Simón Orfila interpretou Enrico VIII em substituição de Carlo Colombara. Confesso que me senti desapontado, uma vez que Colombara obteve boas críticas nas récitas anteriores e Orfila fará parte do segundo elenco, ou seja, acabarei por assistir a duas récitas com o mesmo baixo.
Já conheço Orfila de récitas anteriores no Liceu e no S. Carlos. A voz é potente e afinada e o timbre é razoável. No entanto, acho-o um pouco trémulo (demasiado para a sua idade) e fraco actor.
Como Enrico VIII, não esteve mal, mas senti-lhe alguma insegurança que talvez se tenha devido ao facto de estrear antes de tempo. Aguardo a récita do dia 5 de Março.

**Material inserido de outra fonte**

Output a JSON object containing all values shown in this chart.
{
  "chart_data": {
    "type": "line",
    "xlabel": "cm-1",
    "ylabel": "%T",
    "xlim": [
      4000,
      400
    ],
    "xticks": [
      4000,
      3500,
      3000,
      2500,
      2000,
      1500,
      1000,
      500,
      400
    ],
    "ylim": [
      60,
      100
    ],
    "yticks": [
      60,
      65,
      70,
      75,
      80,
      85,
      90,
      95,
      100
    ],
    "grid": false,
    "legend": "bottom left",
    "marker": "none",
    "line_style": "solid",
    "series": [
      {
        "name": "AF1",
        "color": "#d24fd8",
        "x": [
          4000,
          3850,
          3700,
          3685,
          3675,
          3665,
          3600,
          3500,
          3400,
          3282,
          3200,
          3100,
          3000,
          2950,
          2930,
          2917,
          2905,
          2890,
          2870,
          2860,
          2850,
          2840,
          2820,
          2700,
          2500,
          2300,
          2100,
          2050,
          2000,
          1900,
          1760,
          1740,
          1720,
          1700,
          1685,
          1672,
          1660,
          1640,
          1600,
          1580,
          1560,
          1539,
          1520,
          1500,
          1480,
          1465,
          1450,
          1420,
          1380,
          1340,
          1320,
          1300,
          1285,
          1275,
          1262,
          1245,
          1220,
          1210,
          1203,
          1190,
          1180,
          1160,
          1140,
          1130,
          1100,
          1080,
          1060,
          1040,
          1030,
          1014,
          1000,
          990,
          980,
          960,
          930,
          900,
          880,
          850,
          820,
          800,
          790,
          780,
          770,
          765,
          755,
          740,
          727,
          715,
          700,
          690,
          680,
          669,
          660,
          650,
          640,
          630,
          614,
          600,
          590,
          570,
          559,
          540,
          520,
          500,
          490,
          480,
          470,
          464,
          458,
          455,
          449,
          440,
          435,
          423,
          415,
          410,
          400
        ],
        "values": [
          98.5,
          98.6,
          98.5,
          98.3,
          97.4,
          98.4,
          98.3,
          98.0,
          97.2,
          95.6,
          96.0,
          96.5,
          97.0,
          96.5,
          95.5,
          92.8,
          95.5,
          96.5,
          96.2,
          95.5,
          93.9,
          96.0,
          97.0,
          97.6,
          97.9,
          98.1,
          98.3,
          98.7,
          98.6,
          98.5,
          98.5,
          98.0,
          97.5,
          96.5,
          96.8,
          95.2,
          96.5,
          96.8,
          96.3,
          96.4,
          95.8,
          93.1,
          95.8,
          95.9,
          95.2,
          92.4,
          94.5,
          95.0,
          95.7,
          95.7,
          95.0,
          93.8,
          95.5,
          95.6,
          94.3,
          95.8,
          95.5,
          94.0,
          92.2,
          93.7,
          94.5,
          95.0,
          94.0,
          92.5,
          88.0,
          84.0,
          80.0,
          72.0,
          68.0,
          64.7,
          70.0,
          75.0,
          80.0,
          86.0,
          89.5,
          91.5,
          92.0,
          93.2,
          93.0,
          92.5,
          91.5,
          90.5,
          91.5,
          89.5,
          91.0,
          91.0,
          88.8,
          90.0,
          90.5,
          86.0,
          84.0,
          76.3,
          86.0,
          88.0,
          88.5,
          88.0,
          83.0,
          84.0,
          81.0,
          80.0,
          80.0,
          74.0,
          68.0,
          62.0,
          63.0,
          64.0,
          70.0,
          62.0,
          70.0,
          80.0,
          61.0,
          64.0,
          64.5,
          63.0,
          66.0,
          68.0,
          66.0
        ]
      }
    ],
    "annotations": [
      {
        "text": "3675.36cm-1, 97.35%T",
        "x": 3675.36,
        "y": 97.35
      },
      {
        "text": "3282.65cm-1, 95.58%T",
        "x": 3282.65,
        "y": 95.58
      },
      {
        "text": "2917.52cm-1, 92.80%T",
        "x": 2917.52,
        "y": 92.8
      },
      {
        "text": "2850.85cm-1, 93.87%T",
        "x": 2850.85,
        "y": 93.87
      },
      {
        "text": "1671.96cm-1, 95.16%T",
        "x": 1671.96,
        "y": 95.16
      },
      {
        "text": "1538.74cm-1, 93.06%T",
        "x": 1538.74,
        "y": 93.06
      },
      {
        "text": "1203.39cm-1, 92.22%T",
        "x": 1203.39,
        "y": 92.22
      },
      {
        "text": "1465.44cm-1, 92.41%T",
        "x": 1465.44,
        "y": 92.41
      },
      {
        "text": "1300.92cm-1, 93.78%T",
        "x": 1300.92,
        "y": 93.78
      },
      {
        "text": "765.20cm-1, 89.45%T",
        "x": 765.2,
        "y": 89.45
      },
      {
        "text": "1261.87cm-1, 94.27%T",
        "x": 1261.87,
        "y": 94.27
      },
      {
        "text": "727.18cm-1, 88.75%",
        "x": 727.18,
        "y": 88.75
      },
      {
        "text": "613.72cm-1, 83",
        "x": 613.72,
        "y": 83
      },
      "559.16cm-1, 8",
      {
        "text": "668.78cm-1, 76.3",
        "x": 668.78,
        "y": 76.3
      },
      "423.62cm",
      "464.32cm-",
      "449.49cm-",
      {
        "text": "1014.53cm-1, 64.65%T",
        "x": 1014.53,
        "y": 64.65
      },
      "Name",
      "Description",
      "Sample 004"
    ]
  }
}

Finalmente Josep Bros. Conheço a voz do tenor catalão das récitas da Lucia e da Borgia no Liceu onde também contracenou com Gruberova. Como já referi aqui no Outras Escritas, reconheço em Bros uma certa dignidade para interpretação de repertório de belcanto, no entanto, não lhe aprecio o timbre demasiado nasal. No papel de Percy o tenor não esteve bem. Pareceu sempre nervoso e a nível cénico, muito fraco e pouco emotivo. Teve, no entanto, a coragem de interpretar a ária do segundo acto Nel veder la tua costanza, que não é nada fácil e é muitas vezes é cortada da ópera. Os agudos saíram-lhe afinados mas demasiadamente trémulos. O tenor foi aplaudido comedidamente pela maioria e vaiado insistentemente por duas ou três pessoas. Pessoalmente sou contra as vaias, se não gosto pura e simplesmente não aplaudo. Neste caso específico, acho que o cantor merece um aplauso comedido mas nunca uma vaia.


O maestro Andry Yurkevych, a Orquestra e o Coro do Liceu estiveram à altura do elenco principal.


Globalmente considero que a récita foi de qualidade elevadíssima, principalmente no que aos papéis femininos diz respeito. Garanca foi muito aplaudida no final e Gruberova foi "obrigada" a regressar a palco inúmeras vezes com uma boa parte do público a manter-se no teatro e a gritar "Edita, Edita". Num dos balcões um grupo de jovens exibiu uma tela enorme com um coração vermelho onde se podia ler "Edita, la regina solo sei tu", demonstrando o apreço que o público jovem de Barcelona tem pela cantora. Quanto a mim, Edita Gruberova foi mesmo a "Regina Assoluta" daquela noite.

Nota 1: o que se passou a seguir contarei noutro "post" com cariz mais pessoal. 
Nota 2: as fotografias dos cantores são de minha autoria.